POSTING AGAIN

Not many posts lately  – “Blogday,” usually Sunday, has come and gone and come and gone. Time to start posting again.

I’ve been sick – just a cold, but the worst I’ve had for many years. No mucking around with sore throats or a runny nose, it went straight to the chest. And the worst thing was, it descended the minute I arrived at Wilpena Pound in the Flinders Ranges of South Australia. This was a long awaited, much anticipated camping trip.  And I felt utterly miserable.
But still. Even with lungs full of phlegm, I couldn’t fail to notice the landscapes like Namatjira paintings – red soil, sage-green vegetation, white tree trunks and that combination of pale purple ranges and blue, blue sky – and the wild creatures and birds of all kinds from emus to eagles to parrots. On a six-hour drive in a very comfortable late-model car (I lolled in the back-seat like some kind of consumptive queen) I saw kangaroos, euros, wallabies, wild goats and horses; wide dry riverbeds; ghost gums and rocky outcrops like castles and algae-green pools and dramatic gorges.

Here’s a beautiful little rock wallaby.

 

I couldn’t do all the walking I’d hoped for, but as an officially sick person, I did a great deal of reading by the campfire. A Most Magical Girl by Karen Foxlee, a lovely junior novel about a reluctant witch, whiled away the time beautifully as I coughed and hacked under a blue sky, with kangaroos investigating the campsite and groups of noisy grey birds (Apostle birds, they’re sometimes called, or CWA birds) chattering and scolding and sweeping around.

Back home, and still sick, I read Gravity Well by Melanie Joosten, How to Read a Graveyard by Peter Stanford and on the weekend finished Jigsaw: An Unsentimental Education: A Biographical Novel by Sybille Bedford. Published first in 1989, shortlisted for the Booker, it’s a strange reading experience – messing, just a little, with the mind – making me think about how my feelings, my sympathy, sense of outrage, even protectiveness, are readily engaged for a real young Sybille… Does it make a difference if some of it is fiction?
Bedford describes a dislocated childhood and adolescence in the 1920s. Sybille’s German parents divorce; her father dies; she moves from Germany and then rackets between her mother and much younger Italian husband and a series of makeshift living arrangements in England, finally spending much of her time in the South of France. From the age of 15 she’s more or less on her own; she educates herself, through books and study and observation; she makes friends, falls under the spell of various strong personalities, witnesses the adults making messes of their lives.
Much of Sybille’s ‘unsentimental education’ comes from her friendship with sisters, Toni and Rosie; they’re cultured German Jews living in London; Toni is married to an Englishman and Rosie is carrying on a long-term, secret affair with a judge. Young Sybille watches their lives. Her self-appointed task is to learn from them.

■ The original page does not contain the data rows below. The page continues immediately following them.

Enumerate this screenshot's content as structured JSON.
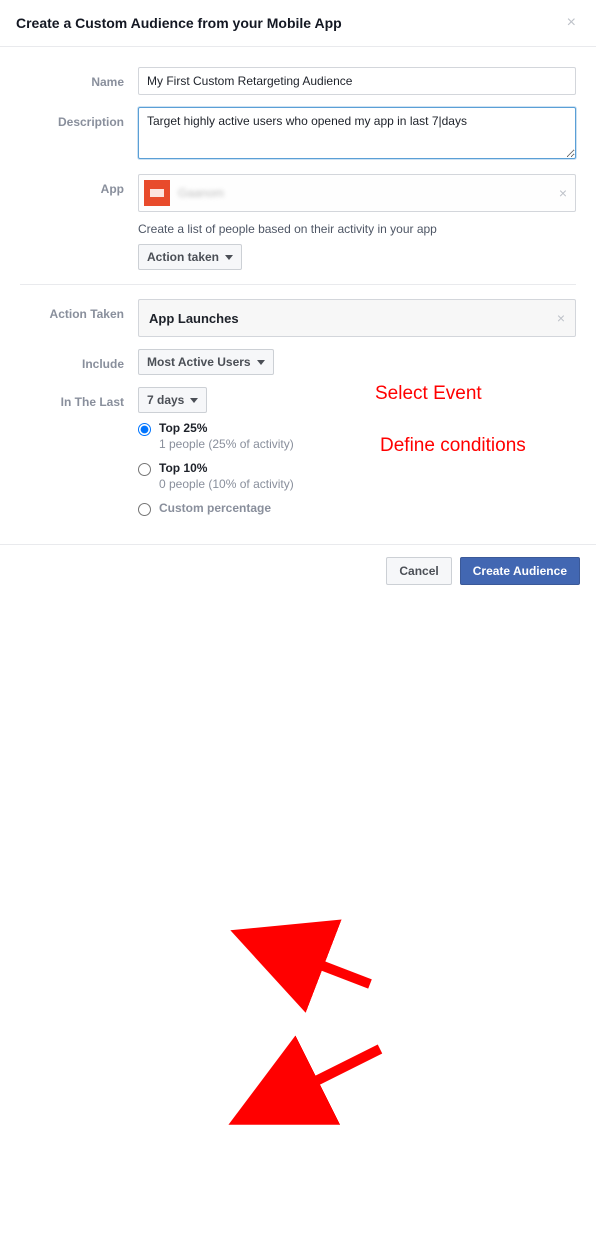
{
  "header": {
    "title": "Create a Custom Audience from your Mobile App"
  },
  "form": {
    "name_label": "Name",
    "name_value": "My First Custom Retargeting Audience",
    "desc_label": "Description",
    "desc_value": "Target highly active users who opened my app in last 7|days",
    "app_label": "App",
    "app_name": "Gaanom",
    "helper": "Create a list of people based on their activity in your app",
    "action_dropdown": "Action taken",
    "action_taken_label": "Action Taken",
    "action_taken_value": "App Launches",
    "include_label": "Include",
    "include_value": "Most Active Users",
    "in_last_label": "In The Last",
    "in_last_value": "7 days",
    "radios": [
      {
        "title": "Top 25%",
        "sub": "1 people (25% of activity)"
      },
      {
        "title": "Top 10%",
        "sub": "0 people (10% of activity)"
      },
      {
        "title": "Custom percentage",
        "sub": ""
      }
    ]
  },
  "footer": {
    "cancel": "Cancel",
    "create": "Create Audience"
  },
  "annotations": {
    "select_event": "Select Event",
    "define_conditions": "Define conditions"
  }
}
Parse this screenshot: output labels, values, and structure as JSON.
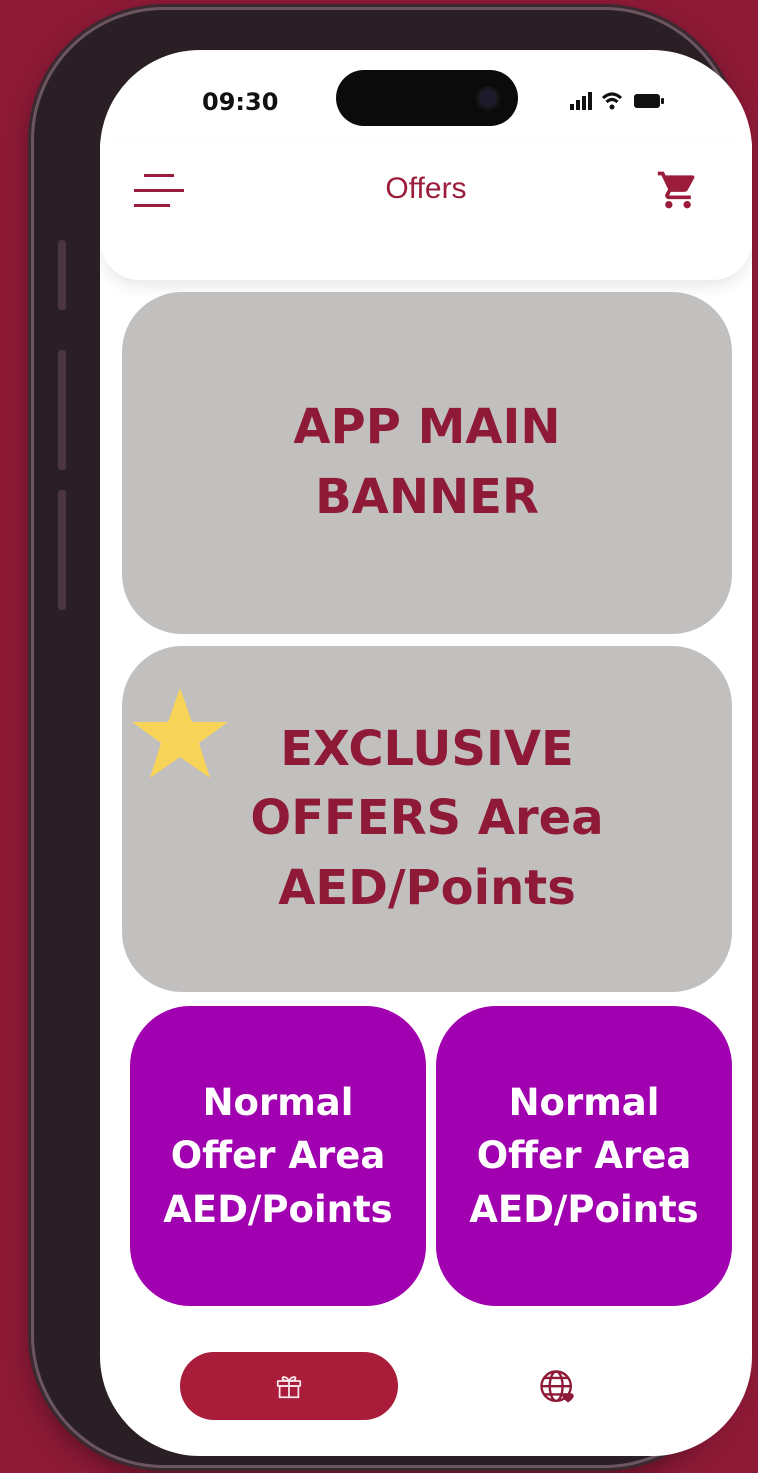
{
  "status_bar": {
    "time": "09:30"
  },
  "header": {
    "title": "Offers"
  },
  "icons": {
    "menu": "menu-icon",
    "cart": "cart-icon",
    "star": "star-icon",
    "gift": "gift-icon",
    "globe": "globe-icon"
  },
  "banner": {
    "line1": "APP MAIN",
    "line2": "BANNER"
  },
  "exclusive": {
    "line1": "EXCLUSIVE",
    "line2": "OFFERS Area",
    "line3": "AED/Points"
  },
  "offers": [
    {
      "line1": "Normal",
      "line2": "Offer Area",
      "line3": "AED/Points"
    },
    {
      "line1": "Normal",
      "line2": "Offer Area",
      "line3": "AED/Points"
    }
  ],
  "colors": {
    "brand": "#8e1a37",
    "accent": "#a91c3a",
    "card_gray": "#c2c0bf",
    "offer_purple": "#a100b0",
    "star": "#f7d457"
  }
}
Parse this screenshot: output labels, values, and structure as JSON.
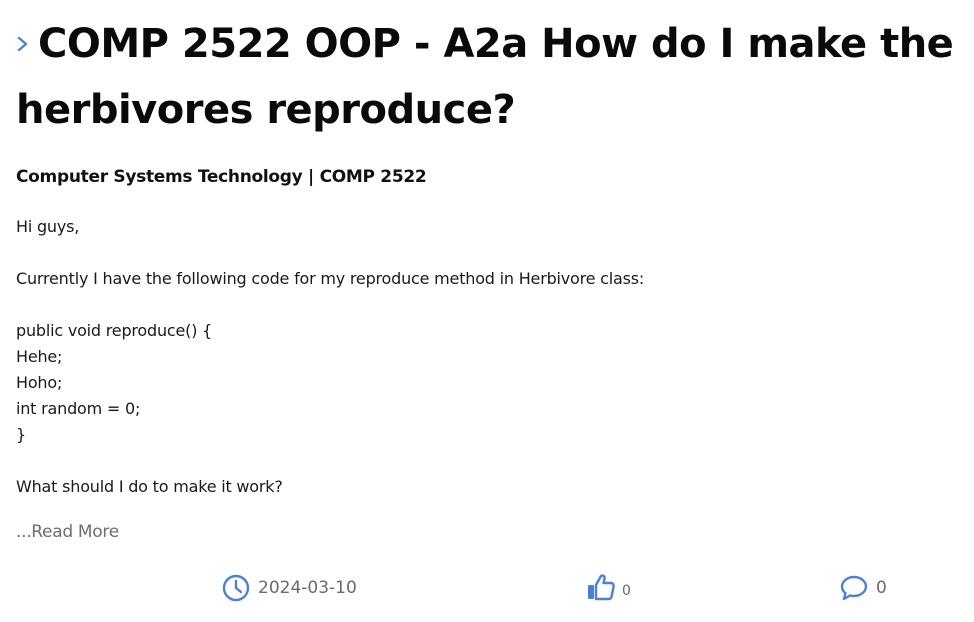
{
  "post": {
    "title": "COMP 2522 OOP - A2a How do I make the herbivores reproduce?",
    "category": "Computer Systems Technology | COMP 2522",
    "body_lines": [
      "Hi guys,",
      "",
      "Currently I have the following code for my reproduce method in Herbivore class:",
      "",
      "public void reproduce() {",
      "Hehe;",
      "Hoho;",
      "int random = 0;",
      "}",
      "",
      "What should I do to make it work?"
    ],
    "read_more_label": "...Read More"
  },
  "footer": {
    "date": "2024-03-10",
    "likes": "0",
    "comments": "0"
  },
  "icons": {
    "title_chevron": "chevron-right-icon",
    "date": "clock-icon",
    "likes": "thumbs-up-icon",
    "comments": "comment-bubble-icon"
  },
  "colors": {
    "accent": "#4a80d8",
    "muted_text": "#6a6a6a",
    "title_text": "#0a0a0a"
  }
}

The important thing, what I longed to penetrate, was what went on between this man and this woman- the perennial mystery of what there is between two people – that eluded me. How often does one not wonder what thoughts accompany the talk, what is said – thrice quicker than speech – inside the head and what  goes on beneath those thoughts, at the back of the mind: who has not strained to listen to  that composition of the said/thought/felt played inside another human being? All I seemed to be able to do was watch the surface while sounding my own feelings.

I remember having thoughts a little like this at the same age. I suppose it’s how you know that you’re going to be a writer.